Calling themselves the "Pee Shooters," members have taken to the streets armed with slingshots in an effort to curb the city's rampant public urination problem.
"It's a simple idea, really," said Dick Shotwell, founder of the group. "When we see somebody taking a leak in public, we take a 'potshot' at 'em. No questions asked. Look here."
He held up a small, round copper pellet for my inspection.
"Let me tell you something," he said, carefully placing the pellet in his slingshot. "These mother fuckers right here? They leave a welt like you wouldn't believe!"
He stretched the band of the slingshot taut, taking aim at an aluminum can on the sidewalk about thirty yards away.
"Like, take yesterday, for instance. I nailed a homeless lady right in the butt, in mid-squat, before the golden showers could even start to fall," he recalled, releasing his hold on the slingshot.

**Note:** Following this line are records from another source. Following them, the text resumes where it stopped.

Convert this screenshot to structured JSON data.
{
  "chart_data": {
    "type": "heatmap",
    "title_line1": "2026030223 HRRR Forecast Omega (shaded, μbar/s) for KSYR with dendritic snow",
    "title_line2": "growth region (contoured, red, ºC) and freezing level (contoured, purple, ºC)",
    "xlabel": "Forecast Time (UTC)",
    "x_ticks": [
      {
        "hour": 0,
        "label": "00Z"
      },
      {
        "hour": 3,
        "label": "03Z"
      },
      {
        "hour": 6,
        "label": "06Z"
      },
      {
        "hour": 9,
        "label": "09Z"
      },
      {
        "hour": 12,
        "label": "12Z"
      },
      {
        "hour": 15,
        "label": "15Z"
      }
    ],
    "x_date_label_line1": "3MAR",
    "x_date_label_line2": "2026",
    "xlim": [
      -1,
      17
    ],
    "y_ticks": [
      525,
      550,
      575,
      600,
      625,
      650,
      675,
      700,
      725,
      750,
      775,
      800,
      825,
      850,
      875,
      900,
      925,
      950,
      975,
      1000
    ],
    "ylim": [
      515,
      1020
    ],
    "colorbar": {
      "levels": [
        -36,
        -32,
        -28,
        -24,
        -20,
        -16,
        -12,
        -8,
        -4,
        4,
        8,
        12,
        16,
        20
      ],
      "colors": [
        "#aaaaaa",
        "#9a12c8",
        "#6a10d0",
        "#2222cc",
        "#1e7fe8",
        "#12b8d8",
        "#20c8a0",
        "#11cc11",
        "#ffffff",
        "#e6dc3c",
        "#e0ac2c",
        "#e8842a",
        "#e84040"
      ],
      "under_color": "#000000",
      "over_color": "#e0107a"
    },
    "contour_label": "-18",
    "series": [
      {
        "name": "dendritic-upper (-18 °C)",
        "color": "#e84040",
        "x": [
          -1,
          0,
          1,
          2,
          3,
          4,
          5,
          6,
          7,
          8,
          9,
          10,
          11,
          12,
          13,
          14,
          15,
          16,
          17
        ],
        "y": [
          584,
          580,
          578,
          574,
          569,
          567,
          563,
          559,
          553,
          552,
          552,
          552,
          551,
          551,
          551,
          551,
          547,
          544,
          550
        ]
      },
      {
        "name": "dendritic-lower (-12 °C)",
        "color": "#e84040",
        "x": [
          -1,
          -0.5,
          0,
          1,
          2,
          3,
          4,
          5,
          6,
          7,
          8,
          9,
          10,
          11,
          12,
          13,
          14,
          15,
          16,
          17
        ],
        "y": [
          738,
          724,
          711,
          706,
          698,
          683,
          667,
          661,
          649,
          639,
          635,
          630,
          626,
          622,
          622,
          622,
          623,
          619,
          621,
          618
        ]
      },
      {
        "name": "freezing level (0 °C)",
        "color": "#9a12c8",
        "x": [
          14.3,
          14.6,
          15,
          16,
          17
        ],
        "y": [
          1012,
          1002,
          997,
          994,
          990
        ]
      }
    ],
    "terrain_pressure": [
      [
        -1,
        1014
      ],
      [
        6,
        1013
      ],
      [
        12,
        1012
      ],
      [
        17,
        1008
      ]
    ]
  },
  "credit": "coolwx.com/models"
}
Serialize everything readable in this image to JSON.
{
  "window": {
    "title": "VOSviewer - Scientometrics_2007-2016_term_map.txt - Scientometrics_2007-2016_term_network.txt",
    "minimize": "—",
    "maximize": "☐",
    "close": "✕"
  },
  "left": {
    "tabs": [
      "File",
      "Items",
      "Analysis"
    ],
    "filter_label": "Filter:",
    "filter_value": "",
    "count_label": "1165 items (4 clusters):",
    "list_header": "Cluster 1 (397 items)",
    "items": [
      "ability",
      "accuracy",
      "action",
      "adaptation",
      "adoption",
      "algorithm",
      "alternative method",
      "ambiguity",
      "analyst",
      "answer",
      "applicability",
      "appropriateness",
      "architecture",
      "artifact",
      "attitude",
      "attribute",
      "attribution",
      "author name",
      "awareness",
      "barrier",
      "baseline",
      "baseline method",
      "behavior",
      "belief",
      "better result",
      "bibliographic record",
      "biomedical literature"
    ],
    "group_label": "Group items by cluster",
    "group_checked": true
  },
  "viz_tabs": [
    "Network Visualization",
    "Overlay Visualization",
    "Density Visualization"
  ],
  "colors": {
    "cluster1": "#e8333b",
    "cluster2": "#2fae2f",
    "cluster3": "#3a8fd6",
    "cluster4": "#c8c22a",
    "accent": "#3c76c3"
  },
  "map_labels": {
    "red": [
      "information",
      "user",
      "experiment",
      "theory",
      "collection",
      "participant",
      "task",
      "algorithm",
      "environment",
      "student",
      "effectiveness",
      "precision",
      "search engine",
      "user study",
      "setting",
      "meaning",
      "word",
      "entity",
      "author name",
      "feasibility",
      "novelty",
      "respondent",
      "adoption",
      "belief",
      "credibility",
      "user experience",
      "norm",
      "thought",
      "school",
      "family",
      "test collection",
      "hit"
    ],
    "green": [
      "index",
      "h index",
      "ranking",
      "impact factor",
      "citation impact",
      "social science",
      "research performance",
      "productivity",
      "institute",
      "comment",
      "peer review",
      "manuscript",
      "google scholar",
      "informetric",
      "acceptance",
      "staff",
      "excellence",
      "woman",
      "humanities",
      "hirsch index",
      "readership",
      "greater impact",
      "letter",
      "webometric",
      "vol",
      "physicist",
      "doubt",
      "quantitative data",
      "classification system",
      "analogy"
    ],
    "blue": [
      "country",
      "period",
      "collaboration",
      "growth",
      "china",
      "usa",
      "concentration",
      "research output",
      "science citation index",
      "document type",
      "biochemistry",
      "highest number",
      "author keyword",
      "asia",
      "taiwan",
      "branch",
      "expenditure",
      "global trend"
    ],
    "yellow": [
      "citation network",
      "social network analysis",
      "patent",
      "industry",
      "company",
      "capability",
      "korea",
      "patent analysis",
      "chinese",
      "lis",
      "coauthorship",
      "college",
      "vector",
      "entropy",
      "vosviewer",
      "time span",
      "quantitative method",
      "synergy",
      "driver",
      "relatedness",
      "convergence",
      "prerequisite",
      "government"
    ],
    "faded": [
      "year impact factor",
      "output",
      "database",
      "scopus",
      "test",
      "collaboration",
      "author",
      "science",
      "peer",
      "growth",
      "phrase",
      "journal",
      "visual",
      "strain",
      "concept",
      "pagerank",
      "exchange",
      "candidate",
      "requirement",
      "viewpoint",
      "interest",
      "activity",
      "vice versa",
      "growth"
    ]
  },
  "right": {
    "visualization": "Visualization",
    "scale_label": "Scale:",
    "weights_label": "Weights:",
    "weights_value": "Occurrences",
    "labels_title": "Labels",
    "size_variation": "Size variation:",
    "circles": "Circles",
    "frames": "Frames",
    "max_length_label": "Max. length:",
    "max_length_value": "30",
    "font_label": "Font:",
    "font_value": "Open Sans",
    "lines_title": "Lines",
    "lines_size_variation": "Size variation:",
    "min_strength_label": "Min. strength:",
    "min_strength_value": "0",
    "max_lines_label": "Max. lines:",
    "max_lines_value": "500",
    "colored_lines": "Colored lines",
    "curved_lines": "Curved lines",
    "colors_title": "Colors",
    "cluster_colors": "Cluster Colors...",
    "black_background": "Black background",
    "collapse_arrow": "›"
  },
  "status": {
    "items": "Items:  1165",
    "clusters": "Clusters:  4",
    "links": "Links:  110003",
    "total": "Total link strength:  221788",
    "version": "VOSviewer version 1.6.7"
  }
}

The can flipped several feet into the air with a loud crack.
He laughed. "I didn't think she was ever gonna stop howling! I think she actually peed a little anyway."
Another man took a nasty hit in the left bollock a couple of days ago when he pulled out the one-eyed trouser trout in front of a bar rather than use the restroom inside. "I guess it's a good thing he had a backup!" noted Shotwell.
He indicated his innovative techniques rely heavily on negative reinforcement, like smacking a dog with a rolled-up newspaper when it similarly pees where it's not supposed to pee.
"We're trying to send a message, to say, look, it's totally not cool to drain the main vein, or shake the dew off your lily, or whatever, in public. If we keep at it for long enough," he explained, "hopefully they'll start getting the message. But you never know. Sometimes it's hard to teach an old dog new tricks."
Shotwell said he was inspired to start "Pee Shooters" while he was involved with a far riskier concerned citizens' group - one that ambushed bicycle thieves.
He said a typical scenario would involve him sitting at a bus stop pretending to read a newspaper while keeping an eye on a decoy bike across the street. Another volunteer might lean against a wall on the corner smoking a cigarette while two others sat talking at a nearby cafe.
Busting bicycle thieves proved far too dangerous, he said, since many of them carry knives, some carry guns, and "getting hit in the head with a pair of bolt cutters is no picnic, either.
"People taking a leak in public are a much easier target," he explained. "I mean, what are they gonna do? You know how hard it is to stop in midstream!"
Shotwell seems to have a point, but only time will tell whether or not his efforts will make a difference.
In the meantime, San Francisco residents say they are glad the recent drought seems to be lifting, as glorious rains have finally begun to flush away the lingering stench of ammonia.